As of the 2020 census, Gray Summit had a population of 3,055. The median age was 38.7 years. 22.4% of residents were under the age of 18 and 14.3% of residents were 65 years of age or older. For every 100 females there were 102.2 males, and for every 100 females age 18 and over there were 101.4 males age 18 and over.

59.9% of residents lived in urban areas, while 40.1% lived in rural areas.

There were 1,240 households in Gray Summit, of which 29.5% had children under the age of 18 living in them.
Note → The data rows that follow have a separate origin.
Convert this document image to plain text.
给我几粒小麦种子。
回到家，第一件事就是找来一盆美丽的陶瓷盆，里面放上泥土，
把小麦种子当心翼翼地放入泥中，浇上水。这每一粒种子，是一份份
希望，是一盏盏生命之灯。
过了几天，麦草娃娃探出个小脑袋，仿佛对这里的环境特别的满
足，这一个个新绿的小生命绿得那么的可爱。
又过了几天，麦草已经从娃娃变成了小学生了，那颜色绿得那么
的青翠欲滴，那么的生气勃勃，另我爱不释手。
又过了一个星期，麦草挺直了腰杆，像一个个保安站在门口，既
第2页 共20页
Of all households, 45.3% were married-couple households, 21.1% were households with a male householder and no spouse or partner present, and 24.3% were households with a female householder and no spouse or partner present. About 28.3% of all households were made up of individuals and 9.0% had someone living alone who was 65 years of age or older.

There were 1,316 housing units, of which 5.8% were vacant. The homeowner vacancy rate was 2.8% and the rental vacancy rate was 2.2%.

Racial composition as of the 2020 census
| Race | Number | Percent |
|---|---|---|
| White | 2,761 | 90.4% |
| Black or African American | 25 | 0.8% |
| American Indian and Alaska Native | 9 | 0.3% |
| Asian | 15 | 0.5% |
| Native Hawaiian and Other Pacific Islander | 2 | 0.1% |
| Some other race | 18 | 0.6% |
| Two or more races | 225 | 7.4% |
| Hispanic or Latino (of any race) | 69 | 2.3% |

===2000 census===

As of the census of 2000, there were 2,640 people, 953 households, and 739 families residing in the CDP. The population density was 355.1 PD/sqmi. There were 1,032 housing units at an average density of 138.8 /sqmi. The racial makeup of the CDP was 97.80% White, 0.38% African American, 0.23% Native American, 0.15% Asian, 0.08% Pacific Islander, 0.38% from other races, and 0.98% from two or more races. Hispanic or Latino people of any race were 0.34% of the population.

There were 953 households, out of which 37.5% had children under the age of 18 living with them, 64.3% were married couples living together, 8.4% had a female householder with no husband present, and 22.4% were non-families. 17.3% of all households were made up of individuals, and 5.9% had someone living alone who was 65 years of age or older. The average household size was 2.77 and the average family size was 3.12.

In the CDP, the population was spread out, with 27.8% under the age of 18, 8.1% from 18 to 24, 34.0% from 25 to 44, 21.2% from 45 to 64, and 9.0% who were 65 years of age or older. The median age was 35 years. For every 100 females, there were 98.5 males. For every 100 females age 18 and over, there were 97.0 males.

The median income for a household in the CDP was $46,648, and the median income for a family was $53,875. Males had a median income of $38,810 versus $21,723 for females. The per capita income for the CDP was $17,503. About 4.8% of families and 5.1% of the population were below the poverty line, including 5.2% of those under age 18 and 15.5% of those age 65 or over.
==Education==
The vast majority of Gray Summit is in the Meramec Valley R-III School District. A small piece is in the Washington School District.

The comprehensive high school of the Washington school district is Washington High School.